Передо мной были две Милены, они моментально менялись местами, запутывая меня, словно движимые руками наперсточника, это были два разных человека, но с одним лицом.
Однако за этой парочкой вполне реалистичных, фотографически точных Милен, как минимум одна из которых была обманом зрения и слуха, зыбким ускользающим силуэтом брезжила третья — лгущая мне, что возжелала проверить, как я к ней отношусь. На самом деле она решила продемонстрировать во всем блеске свой актерский талант. Учитывая мою профессию — со вполне определенной целью...
— А что, мне нравится, — сказал я. — Классно сыграла. От души. Послушай, а почему слезу ты каждый раз пускаешь из левого глаза?
— Сюда свет лучше падает, — просто ответила Милена.
Я вынужден был признать, что она права. Взяв Милену за плечи, я вместе с ней развернулся на сто восемьдесят градусов (фи, зачем так кострубато, попросту поменялись местами).
— Вот так свет — с другой стороны. А можешь — из правого глаза?
— Да, конечно.
— На тебе чистое полотенце, а то платочек у тебя уже совсем мокрый. — Милена осторожно промакнула слезу. — Мотор! Камера! — сказал я. — Дубль номер следующий!
Моя Мария-Магдалина сызнова начала исповедоваться-казниться на тему — как я могла, ни стыда, ни совести, ты мне ключи от своей квартиры оставил, а я здесь подло изменила тебе, ох, какая я гадкая, я ведь дешевка, но я ее перебил:
— Без текста. Я его уже наизусть знаю.

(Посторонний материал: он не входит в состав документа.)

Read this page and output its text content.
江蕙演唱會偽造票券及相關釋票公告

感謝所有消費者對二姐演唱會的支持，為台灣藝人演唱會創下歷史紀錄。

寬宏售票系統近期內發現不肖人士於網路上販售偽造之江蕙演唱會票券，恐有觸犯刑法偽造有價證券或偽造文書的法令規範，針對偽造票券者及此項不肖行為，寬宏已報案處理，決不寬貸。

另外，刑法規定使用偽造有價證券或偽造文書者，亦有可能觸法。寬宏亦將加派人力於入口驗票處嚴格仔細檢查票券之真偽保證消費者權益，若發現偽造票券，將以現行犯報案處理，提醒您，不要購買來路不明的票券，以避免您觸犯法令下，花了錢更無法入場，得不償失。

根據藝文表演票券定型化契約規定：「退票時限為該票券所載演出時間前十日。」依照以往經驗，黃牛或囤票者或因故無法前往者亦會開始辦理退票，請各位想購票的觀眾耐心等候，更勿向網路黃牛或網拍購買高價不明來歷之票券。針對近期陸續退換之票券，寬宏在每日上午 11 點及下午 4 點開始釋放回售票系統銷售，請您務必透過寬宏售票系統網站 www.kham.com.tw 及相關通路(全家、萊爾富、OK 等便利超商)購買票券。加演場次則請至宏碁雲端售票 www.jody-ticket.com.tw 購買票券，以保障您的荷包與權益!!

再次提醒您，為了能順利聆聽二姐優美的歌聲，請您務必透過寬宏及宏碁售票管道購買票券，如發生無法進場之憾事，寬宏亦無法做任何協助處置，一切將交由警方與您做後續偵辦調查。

Только слезку.
— Ага, — сказала Милена. — Сейчас.
На этот раз влагой наполнился, как и было заказано, правый глаз, левый оставался сухим, слезинка, распрощавшись с родным нижним веком и изгородью ресничек, тронулась в путь, покатилась, набирая скорость, замедлила свой горемычный бег, словно высматривая наиболее выигрышное местечко, где бы тут выставить себя на кастинг и наконец картинно замерла на середине щеки.